Bunu bilmeleri lazım.
Maliye Bakanı da bütün bu olanlardan ciddi manada rahatsızdır. Hatta bana gelip (
istifa edeyim) bile dedi. Burada zamanlamayı medya değil, arkadaşım kendi belirler ben belirlerim. Belge var mı? kanıt var mı? Yok. Kaç kere anlatıldı.''
Erdoğan, ''
Genelkurmay Başkanı
Orgeneral Hilmi Özkök önce (Biz birinci
sınıf bir ülkeyiz. Masaya yumruklarımızla değil beynimizle vururuz) dedi. Sonra da başka bir açıklama yaptı. Ondan
sonra siz istihbarat daire başkanı Sabri Uzun'u görevden aldınız. Niçin?'' biçimindeki soru üzerine, ''
Genelkurmay Başkanımızın yaptığı açıklamayla bunun yakından uzaktan bir ilişkisi yok'' dedi. Özkök'ün demokratça bir ifade kullandığını, bundan daha açık, net ve güzel bir
mesaj olamayacağını belirten Erdoğan, ''Sayın Uzun bizim işbaşına getirdiğimiz bir arkadaşımız. Getirdiğimiz gibi alırız. Bu, bizim tasarrufumuzdur. Almamız gerektiği için almışızdır. Ne araştırma komisyonundaki ifadesi ne de başka yaklaşımlar bizi bu noktada etkilememiştir'' diye konuştu.

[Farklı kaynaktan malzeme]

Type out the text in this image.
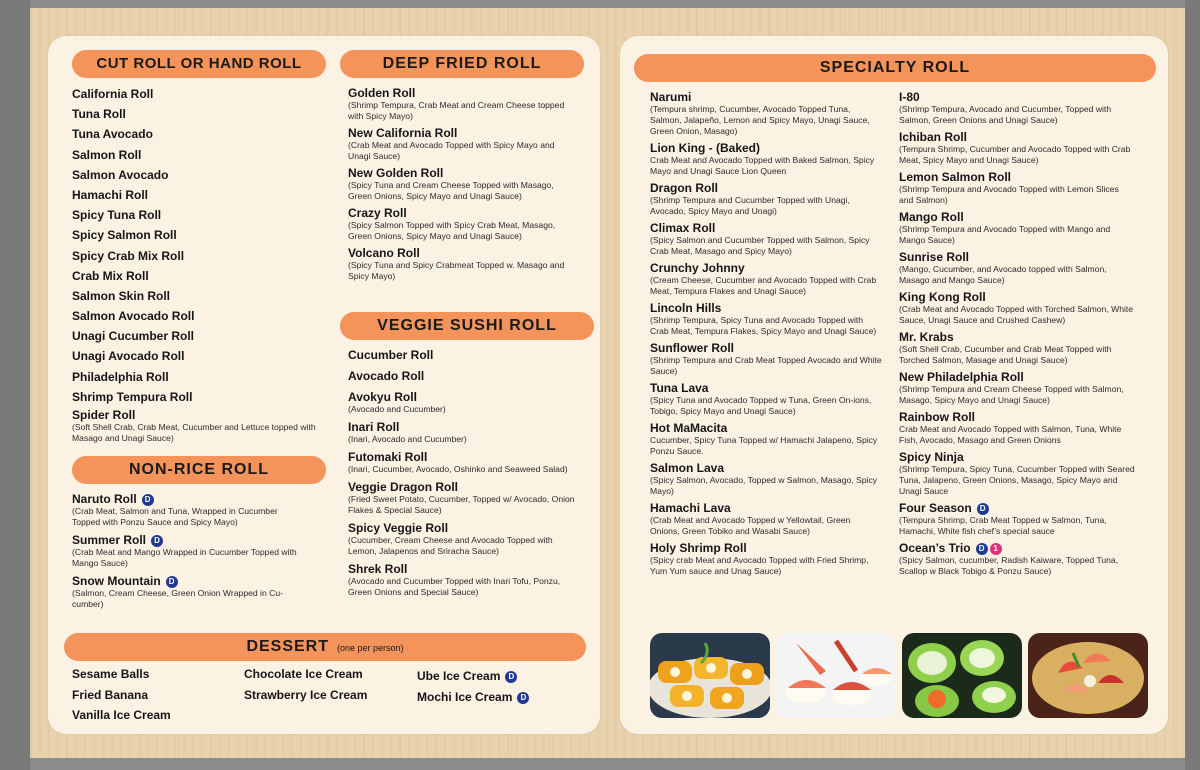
CUT ROLL OR HAND ROLL
California Roll
Tuna Roll
Tuna Avocado
Salmon Roll
Salmon Avocado
Hamachi Roll
Spicy Tuna Roll
Spicy Salmon Roll
Spicy Crab Mix Roll
Crab Mix Roll
Salmon Skin Roll
Salmon Avocado Roll
Unagi Cucumber Roll
Unagi Avocado Roll
Philadelphia Roll
Shrimp Tempura Roll
Spider Roll
(Soft Shell Crab, Crab Meat, Cucumber and Lettuce topped with Masago and Unagi Sauce)
NON-RICE ROLL
Naruto Roll D
(Crab Meat, Salmon and Tuna, Wrapped in Cucumber Topped with Ponzu Sauce and Spicy Mayo)
Summer Roll D
(Crab Meat and Mango Wrapped in Cucumber Topped with Mango Sauce)
Snow Mountain D
(Salmon, Cream Cheese, Green Onion Wrapped in Cu-cumber)
DEEP FRIED ROLL
Golden Roll
(Shrimp Tempura, Crab Meat and Cream Cheese topped with Spicy Mayo)
New California Roll
(Crab Meat and Avocado Topped with Spicy Mayo and Unagi Sauce)
New Golden Roll
(Spicy Tuna and Cream Cheese Topped with Masago, Green Onions, Spicy Mayo and Unagi Sauce)
Crazy Roll
(Spicy Salmon Topped with Spicy Crab Meat, Masago, Green Onions, Spicy Mayo and Unagi Sauce)
Volcano Roll
(Spicy Tuna and Spicy Crabmeat Topped w. Masago and Spicy Mayo)
VEGGIE SUSHI ROLL
Cucumber Roll
Avocado Roll
Avokyu Roll
(Avocado and Cucumber)
Inari Roll
(Inari, Avocado and Cucumber)
Futomaki Roll
(Inari, Cucumber, Avocado, Oshinko and Seaweed Salad)
Veggie Dragon Roll
(Fried Sweet Potato, Cucumber, Topped w/ Avocado, Onion Flakes & Special Sauce)
Spicy Veggie Roll
(Cucumber, Cream Cheese and Avocado Topped with Lemon, Jalapenos and Sriracha Sauce)
Shrek Roll
(Avocado and Cucumber Topped with Inari Tofu, Ponzu, Green Onions and Special Sauce)
DESSERT (one per person)
Sesame Balls
Fried Banana
Vanilla Ice Cream
Chocolate Ice Cream
Strawberry Ice Cream
Ube Ice Cream D
Mochi Ice Cream D
SPECIALTY ROLL
Narumi
(Tempura shrimp, Cucumber, Avocado Topped Tuna, Salmon, Jalapeño, Lemon and Spicy Mayo, Unagi Sauce, Green Onion, Masago)
Lion King - (Baked)
Crab Meat and Avocado Topped with Baked Salmon, Spicy Mayo and Unagi Sauce Lion Queen
Dragon Roll
(Shrimp Tempura and Cucumber Topped with Unagi, Avocado, Spicy Mayo and Unagi)
Climax Roll
(Spicy Salmon and Cucumber Topped with Salmon, Spicy Crab Meat, Masago and Spicy Mayo)
Crunchy Johnny
(Cream Cheese, Cucumber and Avocado Topped with Crab Meat, Tempura Flakes and Unagi Sauce)
Lincoln Hills
(Shrimp Tempura, Spicy Tuna and Avocado Topped with Crab Meat, Tempura Flakes, Spicy Mayo and Unagi Sauce)
Sunflower Roll
(Shrimp Tempura and Crab Meat Topped Avocado and White Sauce)
Tuna Lava
(Spicy Tuna and Avocado Topped w Tuna, Green On-ions, Tobigo, Spicy Mayo and Unagi Sauce)
Hot MaMacita
Cucumber, Spicy Tuna Topped w/ Hamachi Jalapeno, Spicy Ponzu Sauce.
Salmon Lava
(Spicy Salmon, Avocado, Topped w Salmon, Masago, Spicy Mayo)
Hamachi Lava
(Crab Meat and Avocado Topped w Yellowtail, Green Onions, Green Tobiko and Wasabi Sauce)
Holy Shrimp Roll
(Spicy crab Meat and Avocado Topped with Fried Shrimp, Yum Yum sauce and Unag Sauce)
I-80
(Shrimp Tempura, Avocado and Cucumber, Topped with Salmon, Green Onions and Unagi Sauce)
Ichiban Roll
(Tempura Shrimp, Cucumber and Avocado Topped with Crab Meat, Spicy Mayo and Unagi Sauce)
Lemon Salmon Roll
(Shrimp Tempura and Avocado Topped with Lemon Slices and Salmon)
Mango Roll
(Shrimp Tempura and Avocado Topped with Mango and Mango Sauce)
Sunrise Roll
(Mango, Cucumber, and Avocado topped with Salmon, Masago and Mango Sauce)
King Kong Roll
(Crab Meat and Avocado Topped with Torched Salmon, White Sauce, Unagi Sauce and Crushed Cashew)
Mr. Krabs
(Soft Shell Crab, Cucumber and Crab Meat Topped with Torched Salmon, Masage and Unagi Sauce)
New Philadelphia Roll
(Shrimp Tempura and Cream Cheese Topped with Salmon, Masago, Spicy Mayo and Unagi Sauce)
Rainbow Roll
Crab Meat and Avocado Topped with Salmon, Tuna, White Fish, Avocado, Masago and Green Onions
Spicy Ninja
(Shrimp Tempura, Spicy Tuna, Cucumber Topped with Seared Tuna, Jalapeno, Green Onions, Masago, Spicy Mayo and Unagi Sauce
Four Season D
(Tempura Shrimp, Crab Meat Topped w Salmon, Tuna, Hamachi, White fish chef’s special sauce
Ocean’s Trio D 1
(Spicy Salmon, cucumber, Radish Kaiware, Topped Tuna, Scallop w Black Tobigo & Ponzu Sauce)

Bir başka soru üzerine, soldan bir siyasal partinin parlamentoda yerini almasını istediğini kaydeden Erdoğan, yaptırdıkları kamuoyu araştırmalarında AK Parti'nin güçlenerek yoluna devam ettiğini,
CHP dışında diğer partilerin barajın altında göründüğünü ifade etti. Erdoğan, ''Yeni bir siyasi partiden sözediliyor. Süleyman
Demirel, toplantılar yapıyor. Cumhurbaşkanını
halkın seçmesi gibi bir anayasa değişikliği gündeme gelirse bir tarafta Erdoğan bir tarafta da laik
oyları alan Demirel
aday olacak deniliyor. Demirel'i
rakip olarak görür müsünüz?'' sorusuna karşılık da, ''Sayın Cumhurbaşkanımızın emekliliğin tadını çıkarması lazım. Öyle zannediyorum ki; öyle yeni bir süreci zaten istemez. Bir duayen olarak kendisine sorulduğu zaman soruları cevaplar verecektir. Bir şekilde
Türkiye siyasetine katkıda bulunacaktır'' dedi.
MERKEZ BANKASI BAŞKANI SEÇİMİ
Merkez Bankası Başkanı seçimleriyle ilgili bir soru üzerine de Erdoğan, yeni ismi bu hafta içinde
Çankaya Köşkü'ne göndereceklerini kaydetti.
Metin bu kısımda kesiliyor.